Манон Леско. Опасные связи (Прево, Лакло) - страница 49

Поэтому решил я настолько сократить личные свои расходы, чтобы всегда быть в состоянии оплачивать ее собственные, и лучше уж отказывать себе во всем необходимом, нежели ограничивать ее даже в излишествах. Более всего пугала меня карета, ибо я не усматривал никакой возможности содержать лошадей и кучера.

Я сообщил о своих затруднениях господину Леско. Я не скрыл от него, что получил сто пистолей от одного друга. Он повторил, что, если я желаю попытать счастья в игре, он не сомневается, что, пожертвовав, не скупясь, сотней франков в общую кассу, я смогу быть принят по его рекомендации в Сообщество ловких игроков. И при всем моем отвращении к обману жестокая необходимость заставила меня согласиться.

В тот же вечер господин Леско представил меня приятелям как своего родственника. Он присовокупил, что я особенно рассчитываю на успех, ибо нуждаюсь в самых больших милостях Фортуны. В то же время, желая показать, что я не нищий, он заявил, что я намереваюсь накормить всех ужином. Предложение было принято. Я угостил всех великолепно. Только и было разговоров, что о моем изяществе и природных данных. Решили, что от меня многого можно ожидать, потому что в чертах лица моего столько благородства, что никому и в голову не придет заподозрить меня в плутовстве. В заключение все поздравляли господина Леско с завербованием в орден столь достойного новобранца и поручили одному из рыцарей преподать мне в течение ближайших дней необходимые уроки.

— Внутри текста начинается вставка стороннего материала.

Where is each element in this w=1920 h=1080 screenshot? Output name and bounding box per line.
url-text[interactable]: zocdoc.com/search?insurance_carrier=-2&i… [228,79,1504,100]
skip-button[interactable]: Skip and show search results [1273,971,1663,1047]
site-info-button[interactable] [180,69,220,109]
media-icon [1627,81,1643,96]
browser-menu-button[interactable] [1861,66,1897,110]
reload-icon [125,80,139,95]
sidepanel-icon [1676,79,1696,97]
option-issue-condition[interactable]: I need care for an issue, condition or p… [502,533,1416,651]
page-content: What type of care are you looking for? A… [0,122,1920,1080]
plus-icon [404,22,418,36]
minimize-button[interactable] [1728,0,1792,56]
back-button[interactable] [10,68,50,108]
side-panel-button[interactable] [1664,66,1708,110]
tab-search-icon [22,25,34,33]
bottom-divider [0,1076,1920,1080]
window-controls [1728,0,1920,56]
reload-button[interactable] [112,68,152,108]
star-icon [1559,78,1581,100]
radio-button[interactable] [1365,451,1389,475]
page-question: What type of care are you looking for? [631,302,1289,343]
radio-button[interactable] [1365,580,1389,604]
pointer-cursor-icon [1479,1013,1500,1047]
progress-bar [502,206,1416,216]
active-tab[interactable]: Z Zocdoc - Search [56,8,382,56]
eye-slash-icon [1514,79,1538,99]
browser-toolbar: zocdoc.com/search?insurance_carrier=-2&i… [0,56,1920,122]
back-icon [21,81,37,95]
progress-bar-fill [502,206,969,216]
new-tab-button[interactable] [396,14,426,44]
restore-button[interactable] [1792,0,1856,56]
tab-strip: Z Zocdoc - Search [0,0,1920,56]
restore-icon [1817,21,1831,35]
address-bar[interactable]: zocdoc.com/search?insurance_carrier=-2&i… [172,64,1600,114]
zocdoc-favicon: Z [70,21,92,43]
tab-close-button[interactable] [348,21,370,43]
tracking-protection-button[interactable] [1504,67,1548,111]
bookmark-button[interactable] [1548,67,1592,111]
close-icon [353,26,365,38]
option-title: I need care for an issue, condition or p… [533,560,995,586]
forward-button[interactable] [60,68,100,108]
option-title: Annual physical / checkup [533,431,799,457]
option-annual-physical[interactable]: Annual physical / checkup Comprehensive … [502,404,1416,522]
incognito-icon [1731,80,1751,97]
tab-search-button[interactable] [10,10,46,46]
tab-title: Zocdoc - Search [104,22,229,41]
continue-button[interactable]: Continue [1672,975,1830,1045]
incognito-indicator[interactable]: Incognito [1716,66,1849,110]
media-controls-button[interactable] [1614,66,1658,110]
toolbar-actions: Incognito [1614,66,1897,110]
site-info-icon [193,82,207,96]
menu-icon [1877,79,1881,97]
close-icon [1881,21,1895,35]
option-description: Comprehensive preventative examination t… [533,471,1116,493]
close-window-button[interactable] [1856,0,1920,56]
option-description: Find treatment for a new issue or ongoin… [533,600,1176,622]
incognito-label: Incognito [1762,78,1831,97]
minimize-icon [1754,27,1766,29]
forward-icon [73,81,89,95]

Главной ареной моих подвигов был Трансильванский дворец>{33}, где в одной из зал был стол для фараона, а в галерее играли в другие карточные игры и в кости. Сей игорный дом принадлежал принцу де Р***, жившему тогда в Кланьи, а большинство его офицеров входило в наше общество. Стыжусь признаться, но в скором времени я воспользовался уроками своего учителя. Особенную ловкость приобрел я в вольтфасах, в подмене карты; при помощи пары длинных манжет я легко морочил самый проницательный взгляд и преспокойно разорял множество честных игроков. Исключительная моя ловкость столь быстро увеличила наше состояние, что месяца через два я распоряжался солидной суммой денег, помимо тех, которыми щедро делился со своими сообщниками.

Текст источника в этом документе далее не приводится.